Nicolas Sarkozy é um exemplo claro da presença do discurso racista na política francesa. Podemos citar seu discurso na Universidade de Dakar, em julho de 2007, quando disse:

“O drama da África é que o homem africano não entrou totalmente na história. O camponês africano, que desde milhares de anos vive conforme as estações, cujo ideal de vida é estar em harmonia com a natureza, só conhece o eterno recomeço do tempo ritmado pela repetição sem fim dos mesmos gestos e das mesmas palavras. Nesse imaginário onde tudo recomeça sempre, não há lugar nem para a aventura humana, nem para a ideia de progresso. Nesse universo onde a natureza comanda tudo, o homem escapa à inquietude da história que inquieta o homem moderno. Mas o homem permanece imóvel no meio de uma ordem imutável, onde tudo parece ser escrito antes. Nunca ele se lança em direção ao futuro. Nunca não lhe vem à ideia de sair da repetição para se inventar um destino”.

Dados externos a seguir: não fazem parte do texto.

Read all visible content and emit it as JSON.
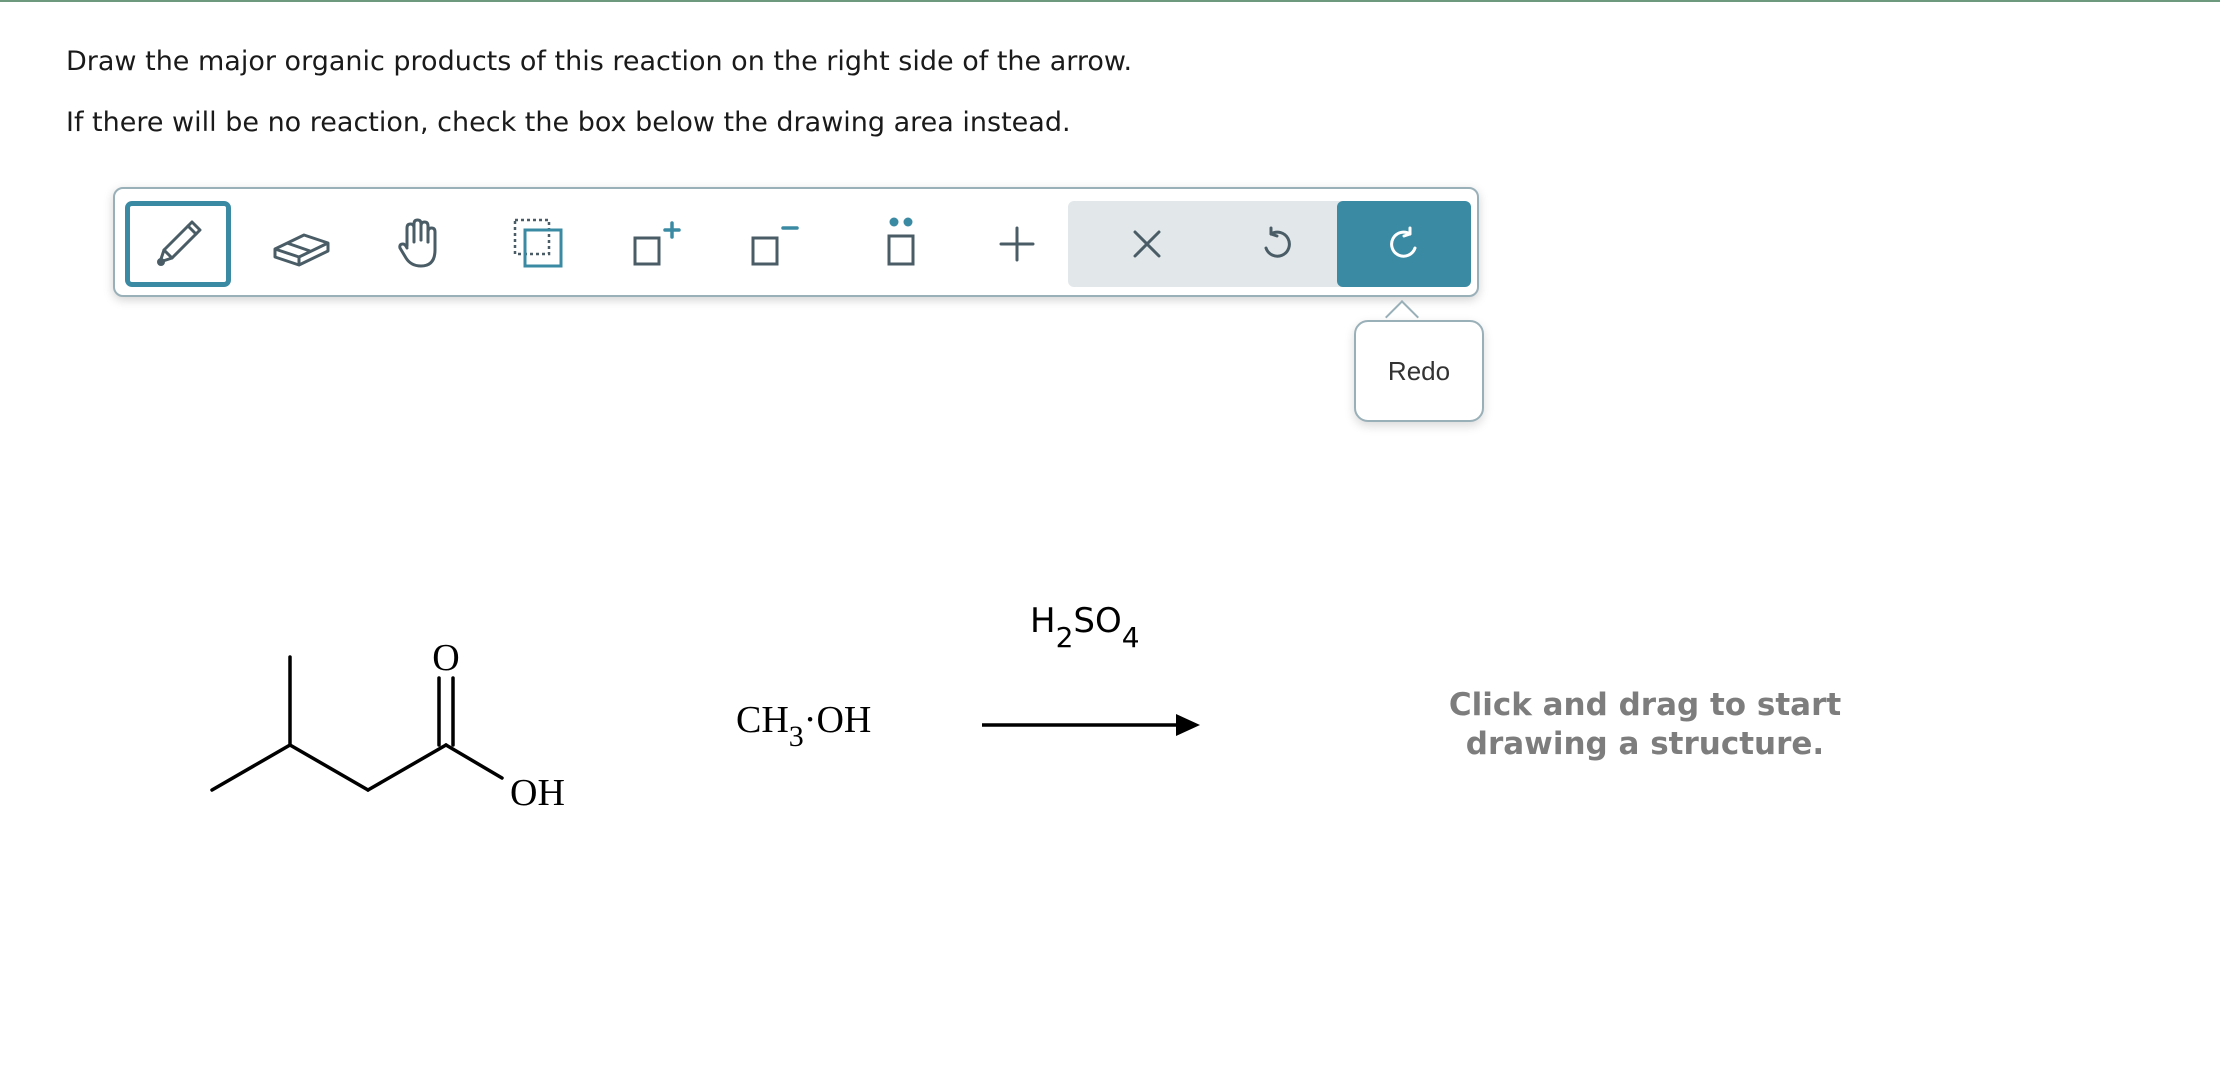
{
  "instructions": {
    "line1": "Draw the major organic products of this reaction on the right side of the arrow.",
    "line2": "If there will be no reaction, check the box below the drawing area instead."
  },
  "toolbar": {
    "tools": [
      {
        "icon": "pencil-icon",
        "active": true
      },
      {
        "icon": "eraser-icon"
      },
      {
        "icon": "hand-icon"
      },
      {
        "icon": "select-region-icon"
      },
      {
        "icon": "add-charge-icon"
      },
      {
        "icon": "remove-charge-icon"
      },
      {
        "icon": "lone-pair-icon"
      },
      {
        "icon": "plus-icon"
      },
      {
        "icon": "clear-icon"
      },
      {
        "icon": "undo-icon"
      },
      {
        "icon": "redo-icon"
      }
    ],
    "accent_color": "#3b8aa3",
    "redo_tooltip": "Redo"
  },
  "reaction": {
    "reactant1": {
      "name": "3-methylbutanoic acid",
      "carbonyl_o": "O",
      "hydroxyl": "OH"
    },
    "reactant2": {
      "part1": "CH",
      "subscript": "3",
      "part2": "·OH"
    },
    "reagent": {
      "p1": "H",
      "s1": "2",
      "p2": "SO",
      "s2": "4"
    }
  },
  "product_area": {
    "hint_line1": "Click and drag to start",
    "hint_line2": "drawing a structure."
  }
}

Vamos lembrar que quando fala do “homem africano” (como se todos os povos de África fossem um único grupo homogêneo) Sarkozy alude especialmente à população muçulmana, uma vez que a França invadiu e colonizou a Argélia e o Marrocos, de onde vêm a maior parte dos imigrantes islâmicos da França.

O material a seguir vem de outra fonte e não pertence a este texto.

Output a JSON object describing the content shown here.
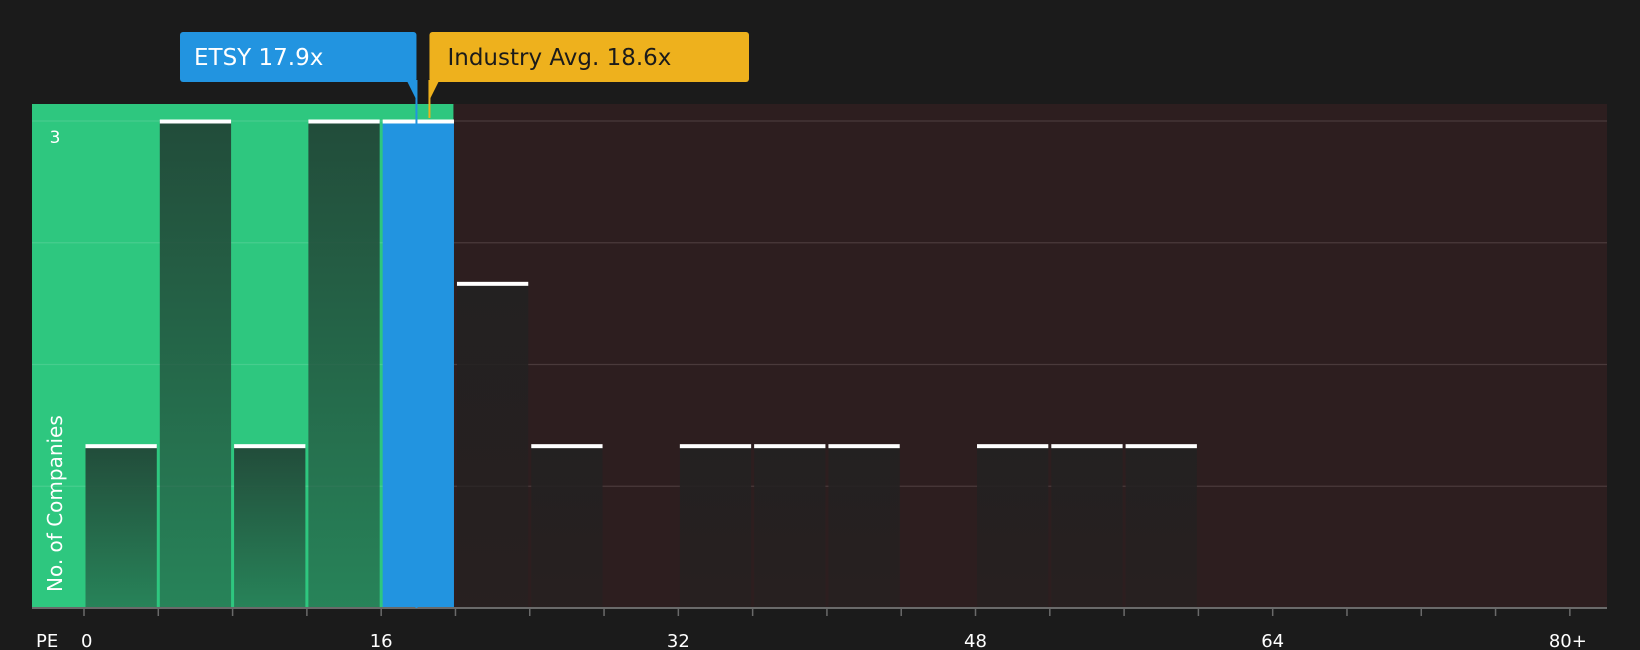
{
  "colors": {
    "background": "#1b1b1b",
    "below_region": "#2ec77f",
    "above_region": "#2d1e1f",
    "bar_below": "#224c3a",
    "bar_above": "#232121",
    "bar_company": "#2294e0",
    "bar_top_line": "#ffffff",
    "company_label_bg": "#2294e0",
    "industry_label_bg": "#eeb11d",
    "gridline": "#4a3a3b",
    "text": "#ffffff"
  },
  "labels": {
    "company": "ETSY 17.9x",
    "industry": "Industry Avg. 18.6x"
  },
  "chart_data": {
    "type": "bar",
    "title": "",
    "xlabel": "PE",
    "ylabel": "No. of Companies",
    "x_ticks": [
      "0",
      "16",
      "32",
      "48",
      "64",
      "80+"
    ],
    "x_tick_values": [
      0,
      16,
      32,
      48,
      64,
      80
    ],
    "y_ticks": [
      "3"
    ],
    "y_tick_values": [
      3
    ],
    "xlim": [
      -2.8,
      82
    ],
    "ylim": [
      0,
      3.15
    ],
    "bin_width": 4,
    "bins": [
      {
        "start": 0,
        "end": 4,
        "count": 1
      },
      {
        "start": 4,
        "end": 8,
        "count": 3
      },
      {
        "start": 8,
        "end": 12,
        "count": 1
      },
      {
        "start": 12,
        "end": 16,
        "count": 3
      },
      {
        "start": 16,
        "end": 20,
        "count": 3,
        "highlight": true
      },
      {
        "start": 20,
        "end": 24,
        "count": 2
      },
      {
        "start": 24,
        "end": 28,
        "count": 1
      },
      {
        "start": 28,
        "end": 32,
        "count": 0
      },
      {
        "start": 32,
        "end": 36,
        "count": 1
      },
      {
        "start": 36,
        "end": 40,
        "count": 1
      },
      {
        "start": 40,
        "end": 44,
        "count": 1
      },
      {
        "start": 44,
        "end": 48,
        "count": 0
      },
      {
        "start": 48,
        "end": 52,
        "count": 1
      },
      {
        "start": 52,
        "end": 56,
        "count": 1
      },
      {
        "start": 56,
        "end": 60,
        "count": 1
      }
    ],
    "company_value": 17.9,
    "industry_avg": 18.6,
    "below_region_end": 20,
    "grid": true,
    "grid_lines": 4
  }
}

Atualmente vem ganhando muito espaço ideológico o partido de extrema direita Frente Nacional, cuja principal voz é Marine Le Pen, famosa pelo discurso islamofóbico e pelas políticas anti-imigração. Le Pen, forte candidata para as próximas eleições presidenciais, declarou hoje, no embalo do ataque de ontem, que “a França está sendo atacada”, e aproveitou para reforçar sua proposta de instaurar a pena de morte no país.

O professor Reginaldo Nasser aponta, em artigo publicado ontem, pra o perigo do uso do caso Charlie para fortalecer as políticas ultranacionalistas francesas: “Há de fato uma situação conturbada na França e que vai piorar a partir de agora, os preconceitos com os imigrantes podem aumentar e reforçar um sentimento nacionalista. Le Pen é a representante de um pensamento xenófobo no país. Mas temos que esperar ainda pra ver quais serão dos desdobramentos quando se descobrir os culpados”.

Portanto, a mobilização massiva criada em torno do slogan “Je suis Charlie”, se for ausente de uma crítica séria sobre a situação dos muçulmanos na Europa e as razões da islamofobia na França, tende a ser apenas combustível para a xenofobia e os partidos ultraconservadores.

A quem serve a liberdade de expressão?

Aqueles que ostentam orgulhosos o slogan “Eu sou Charlie” se dizem advogar pela liberdade de expressão, porém não questionam o que significa essa liberdade de expressão, tampouco quem tem direito a essa liberdade. Ninguém se preocupa com a censura à liberdade de expressão religiosa islâmica na França.

Em 1989, o jornal Le Nouvel Observateur publicou uma capa contra o uso do hijab, o véu muçulmano, nas escolas. Isso levou a uma discussão que culminou na lei de 2004 proibindo que meninas islâmicas usando lenços frequentassem as aulas, e desde 2011 há uma circular do Ministério da Educação recomendando que se impeça a presença de mães usando hijabs na área em torno dos colégios. Nunca houve proibição do uso de crucifixos ou camisas com slogans cristãos. A esquerda francesa (e a maior parte da esquerda ocidental) se mostrou favorável a esta lei ou, na melhor das hipóteses, silenciou sobre ela, sob o pretexto da defesa do Estado Laico. Esquecem-se que o laicismo serve para preservar o direito à liberdade de exercício de pensamento religioso ou à liberdade de não exercer nenhuma crença religiosa. E esquecem-se de que o islã não é apenas uma crença religiosa, mas também um referencial de identidade de toda uma comunidade historicamente oprimida, remetendo à questões religiosas, culturais, étnicas e políticas.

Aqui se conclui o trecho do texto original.